Primeiro foi a Vanessa. Ela tinha um jeito mais firme, rígido, e sempre puxava assunto com ele. Graciele no ano seguinte. Era inteligente, graciosa e adorava brincar de amarelinha e pular cordas. Hélio foi convidado algumas vezes para almoçar na casa dela, aceitou em uma ou outra ocasião, a timidez era grande.

Depois vieram Carina e Jaqueline. Cada uma com seu jeito, e sempre encantavam o guri.

Talvez, dizendo assim, pode lhe parecer paixonites infantis. Não, era mais que isso. Era uma profunda admiração, tão intensa que mal cabia dentro do pequeno coração daquele pirralho.
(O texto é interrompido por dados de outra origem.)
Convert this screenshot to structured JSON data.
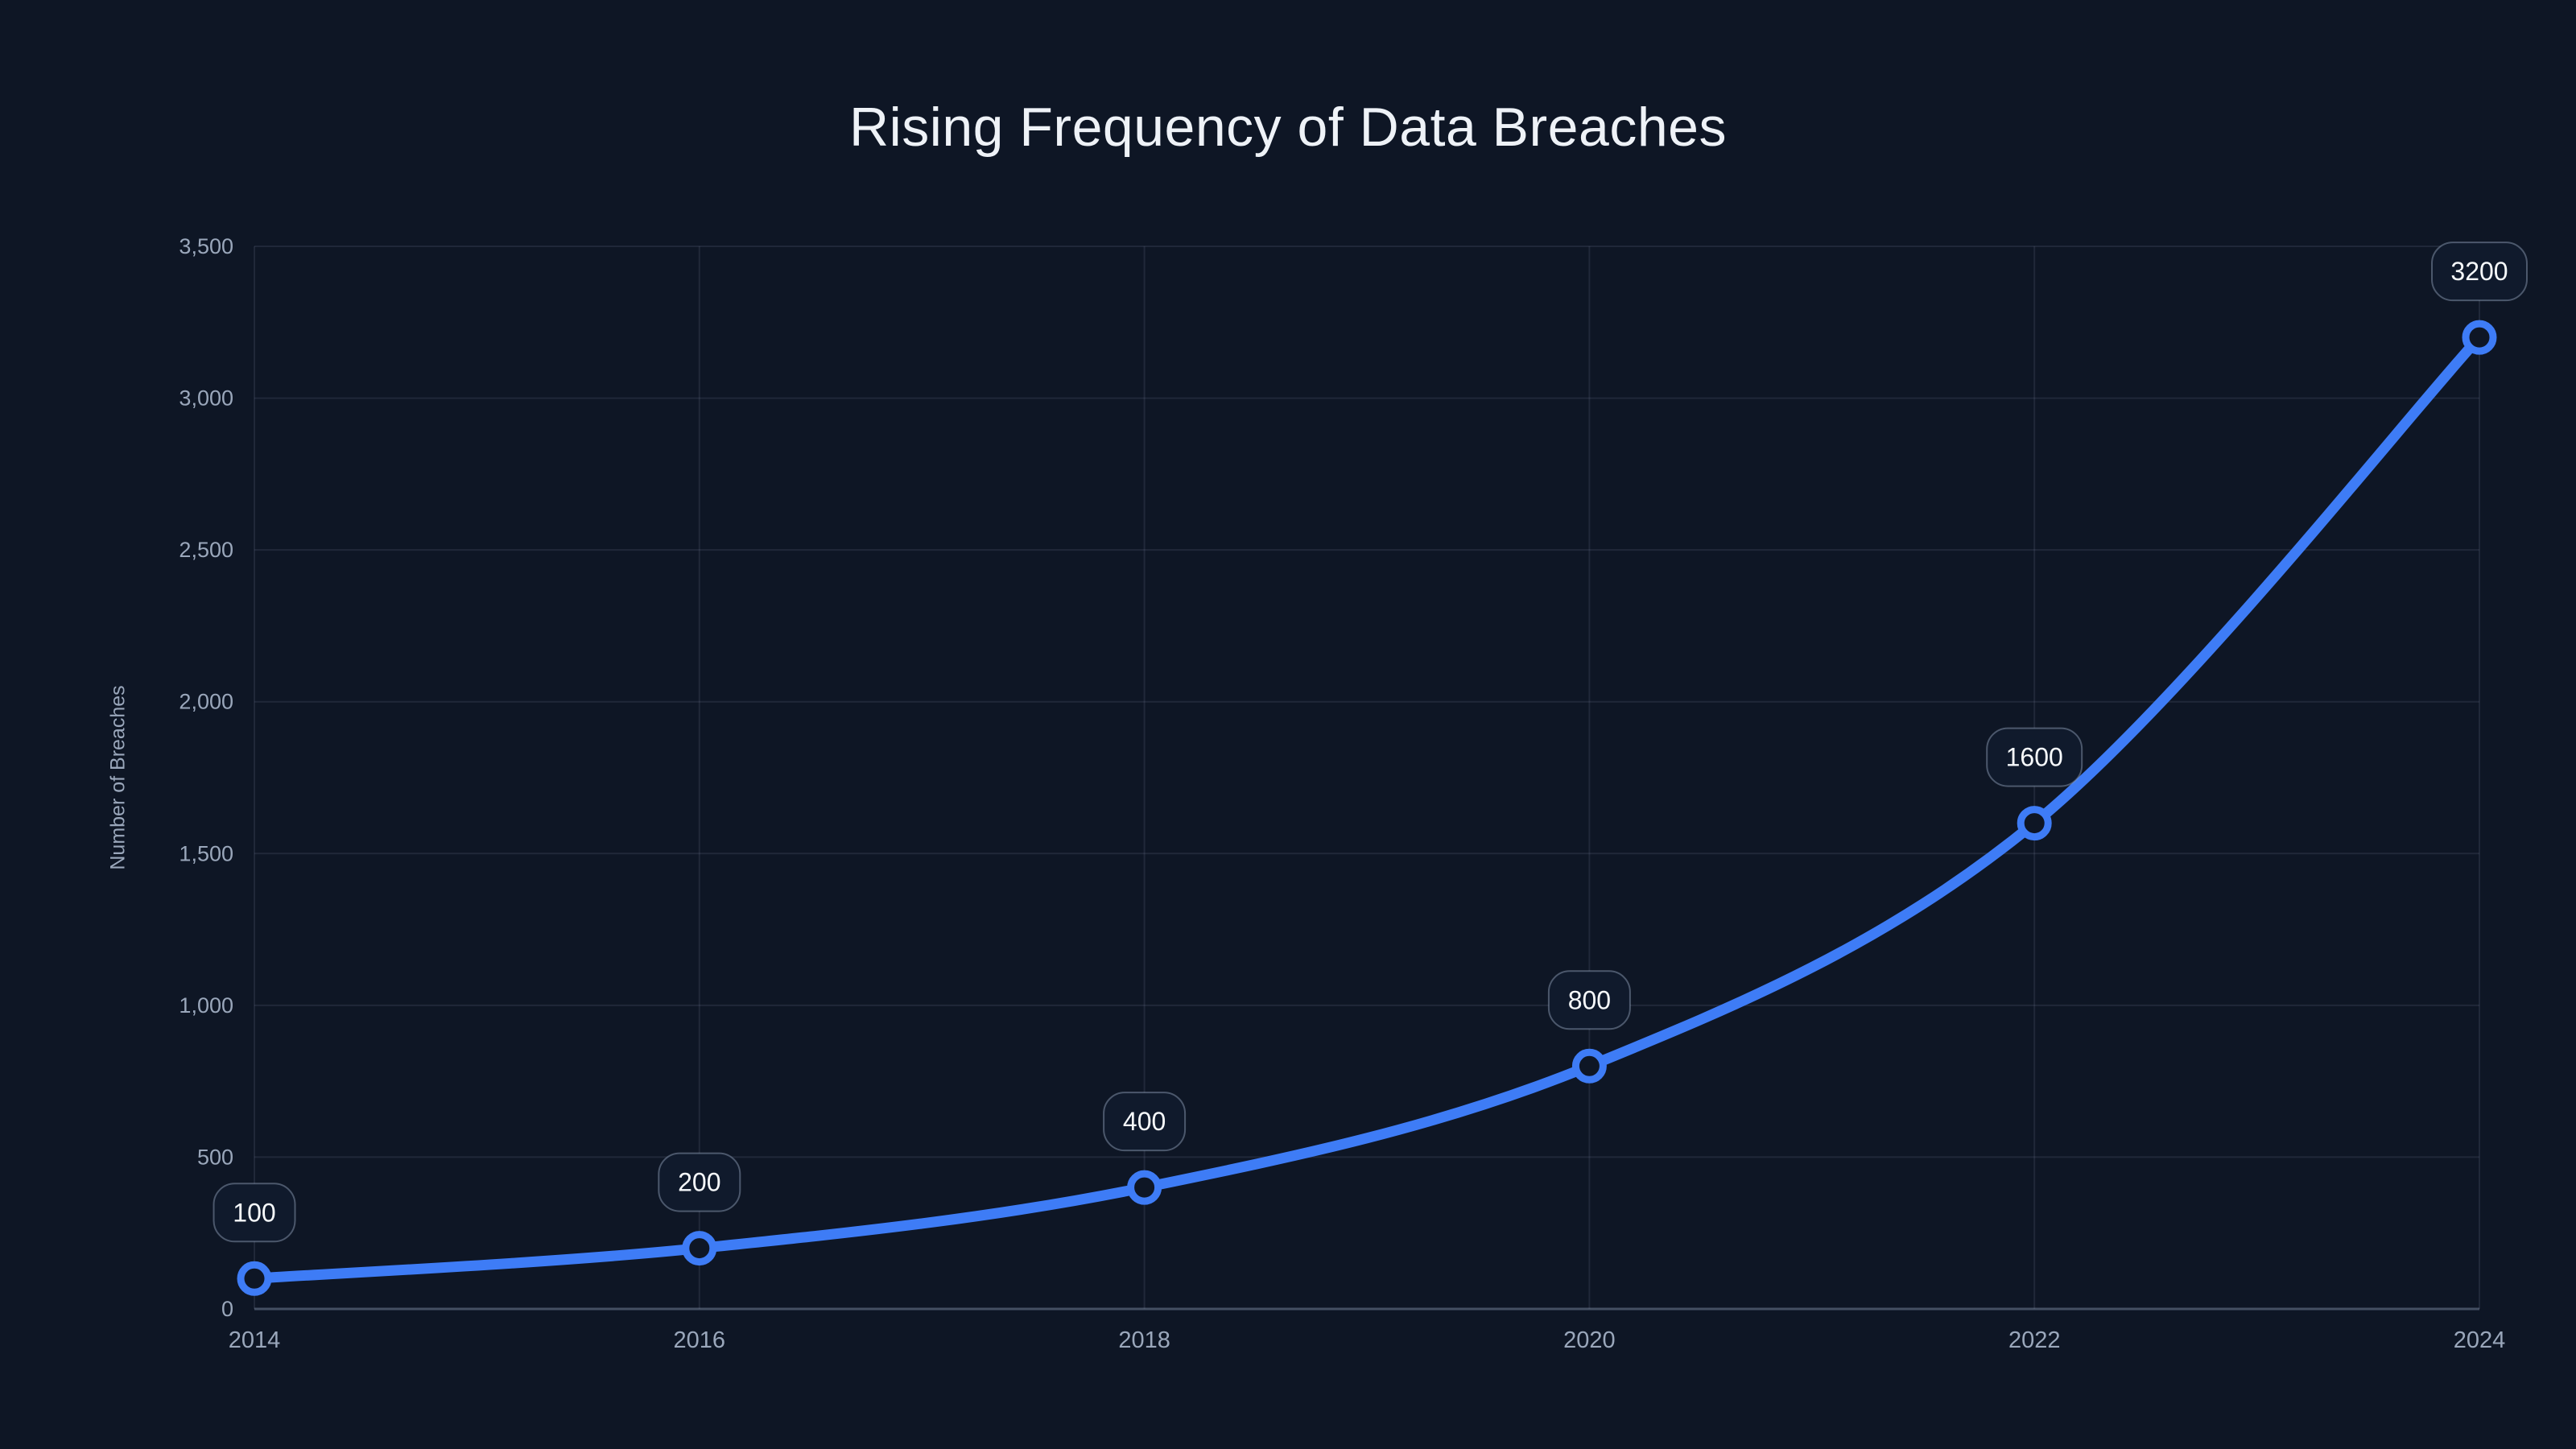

Sem saber lidar com esses sentimentos, ele colocava tudo para fora em forma de lágrimas durante a noite, ou a caminho de casa.

Vamos avançar para algo em torno dos dez anos…

Ele era estranho aos olhos dos demais garotos de sua idade. Enquanto eles queriam soltar pipa, jogar tacos, bolinha de gude e andar de bicicleta — não que ele não o fizesse também — ele preferia desenhar e brincar de casinha com sua irmã menor.

Na escola alguns garotos se mostravam verdadeiros valentões e acabavam intimidando Hélio. Esses garotos falavam de namorar, proferiam palavras estranhas aos ouvidos dele, a maioria se referiam ao corpo feminino. Hélio não entendia o significado e perguntava. Questionava-se o porquê o corpo feminino tem tantos nomes e dos homens apenas dois ou três. Mas essas coisas são passageiras e ele aprendeu a não ouvi-las mais.

Vozes… ouço-as. São tão confusas, não consigo entender o que dizem. Talvez porque a maioria dos humanos move os lábios, mas nada dizem. São quase tão confusas quanto os anos de primário do garoto Hélio.

Ele tinha uma amiga com quem voltava para casa todos os dias. Logo os meninos da escola começaram a perguntar se ele gostava dela. Ele dizia que sim, mas não era para namorar. Imediatamente os risos explodiam. Alguns garotos diziam que ele tinha que beijá-la logo e parar de frescura. Até que em um determinado dia prenderam os dois na sala e disseram que eles só sairiam quando se beijassem. Hélio sentiu-se como se sua alma tivesse sido invadida, violada e fragmentada. Estavam forçando-o a realizar algo que ele não queria e que jamais conjecturou fazer. O selinho aconteceu. A garota parecia não se importar. Naquele dia, depois da aula, Hélio chorou.

Chorou muito. Sua mãe perguntava qual era o problema e ele dizia que a perna estava doendo porque um garoto chutou sem querer na aula de educação física. A mãe dele conversou com a professora e ele foi afastado das atividades físicas. Era só mais uma coisa de que ele gostava e ficaria sem.